Sparkling Water and Demineralization pH <5,5
Sparkling water has carbon dioxide which will become carbon acid when it comes in contact with our mouths. The pH of the sparkling water varies but normally it is between 4-6 (click here to one bottled water company’s info page).
It is rare to find the information on the bottle about the pH of the water and often very cleverly they mention that the pH at the source is 7 which can be misleading.
Us professionals are familiar with the fact that demineralisation happens when the pH in the mouth drops below 5,5. This is a fact. And when knowing this, it is difficult to accept that the sparkling water is not harmful.

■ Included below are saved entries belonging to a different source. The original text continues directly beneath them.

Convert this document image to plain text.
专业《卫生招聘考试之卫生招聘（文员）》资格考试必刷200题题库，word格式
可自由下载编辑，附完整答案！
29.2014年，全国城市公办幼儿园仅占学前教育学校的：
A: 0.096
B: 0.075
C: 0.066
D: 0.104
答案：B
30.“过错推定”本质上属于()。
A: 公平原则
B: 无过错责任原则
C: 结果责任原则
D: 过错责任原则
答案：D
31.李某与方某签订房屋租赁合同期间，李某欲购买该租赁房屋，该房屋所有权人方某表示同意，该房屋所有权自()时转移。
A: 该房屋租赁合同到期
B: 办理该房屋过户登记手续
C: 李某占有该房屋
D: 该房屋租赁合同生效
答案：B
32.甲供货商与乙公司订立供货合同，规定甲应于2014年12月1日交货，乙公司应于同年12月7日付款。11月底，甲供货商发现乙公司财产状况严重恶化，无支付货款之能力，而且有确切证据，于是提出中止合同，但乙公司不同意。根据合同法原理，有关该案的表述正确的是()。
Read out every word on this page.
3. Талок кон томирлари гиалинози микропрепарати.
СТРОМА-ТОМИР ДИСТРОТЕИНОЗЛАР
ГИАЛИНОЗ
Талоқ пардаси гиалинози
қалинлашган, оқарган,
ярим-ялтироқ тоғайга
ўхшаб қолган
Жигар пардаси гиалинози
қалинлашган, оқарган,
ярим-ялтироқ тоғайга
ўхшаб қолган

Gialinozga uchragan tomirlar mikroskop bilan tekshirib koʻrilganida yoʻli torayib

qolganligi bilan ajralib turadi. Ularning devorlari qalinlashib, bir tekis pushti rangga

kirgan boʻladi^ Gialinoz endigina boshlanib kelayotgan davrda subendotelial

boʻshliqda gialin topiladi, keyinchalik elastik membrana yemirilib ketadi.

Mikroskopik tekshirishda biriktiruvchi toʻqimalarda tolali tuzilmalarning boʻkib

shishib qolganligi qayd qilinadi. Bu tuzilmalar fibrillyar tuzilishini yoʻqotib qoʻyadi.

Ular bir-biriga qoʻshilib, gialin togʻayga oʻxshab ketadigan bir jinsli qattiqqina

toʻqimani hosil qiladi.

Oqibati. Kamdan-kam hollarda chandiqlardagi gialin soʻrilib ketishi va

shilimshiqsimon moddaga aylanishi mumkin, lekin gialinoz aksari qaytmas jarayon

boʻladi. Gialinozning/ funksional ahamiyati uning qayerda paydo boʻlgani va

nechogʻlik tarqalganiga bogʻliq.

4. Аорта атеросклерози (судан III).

If the sparkling water has pH of 4,5 and the person keeps the bottle next to him at work and sips away every now and then (and perhaps even swishes it around in the mouth) then surely it is harmful to the teeth?
Person is exercising at the gym and has sparkling water as a drink. She is dehydrated from the exercising and the saliva flow is poor due to this (= no saliva or very little saliva to neutralise the acids). She drinks sparkling water and swishes it around the mouth to ease the sense of dryness in the mouth. It must do a damage if this happens in weekly basis.
Please note that this same scenario with any other fizzy or otherwise acidic drink is even worse situation. Still water (tap) would be the best option.
For those who are not familiar with this diet, it is a diet where the juices are extracted from the fruits and vegetables. It is not blending where you put everything in the blender and blend it away to a smoothie. Juicing is drinking fruits and vegetables as a juice.
From dental professional’s aspect this is very worrying diet. Let’s think about the worst kind of scenario where juicing can harm the teeth.
Person wakes up and makes a juice from various fruits for breakfast. One of the fruits is lemon. Then she drinks it and swishes (I use this word a lot in this post so people would get the idea what is harmful) the juice around the mouth to get a fresh feeling after night. Then she goes and brushes her teeth – meticulously. What did she do that was harmful to her teeth?
- When we sleep the saliva flow decreases. When we wake up you have dry mouth and if you pour a very acidic drink (the pH of lemon juice is 2-2,6) in there, the damage is great. There is no saliva protecting and neutralising the acids.
- It takes a while before the saliva starts flowing again in the morning. This normally happens when we chew our breakfast and start hydrating ourselves with drinks. Drinking juice won’t activate your saliva flow and acids can cause damage to the teeth in peace when there is no saliva around.
- Brushing the teeth every morning after breakfast – especially after acidic juice breakfast – will wear off the enamel of the teeth for sure. You are brushing away the softened enamel.
Every once in a while I see a patient whose teeth are hypersensitive. I go through the patient’s diet, oral hygiene habits and medical history. Often the reason for hypersensitivity is snacking and poor oral hygiene (lack of fluoride and build up of plaque) but sometimes there is no other reason than the patient drinking sparkling water between the meals. Devices like SodaStream at home make it possible to carbonate drinks like water at home. Some people use them many times a day.
I once had a patient who had read the same article (mentioned in the beginning of the post) in the newspaper in which dental professionals were saying it is ok to drink sparkling water. This patient had done research on the subject and was already in defensive mode about it. So there was no way for me to convince him otherwise. But then again I am merely a channel of information and it is patient’s right to choose whether to take the information on board.
It is easy to make people understand that flavoured sparkling water is very acidic due to the acidity of the flavouring. But many reject the suggestion that plain sparkling water could be damaging to the teeth as well. I don’t blame them as many of us dental professionals do the same. What I wonder is that how did these dental professionals come to this conclusion?
My experience in the clinical field has proven that it is not all that simple when it comes to erosion. It is damaging to the patient’s dental health to suggest that it is.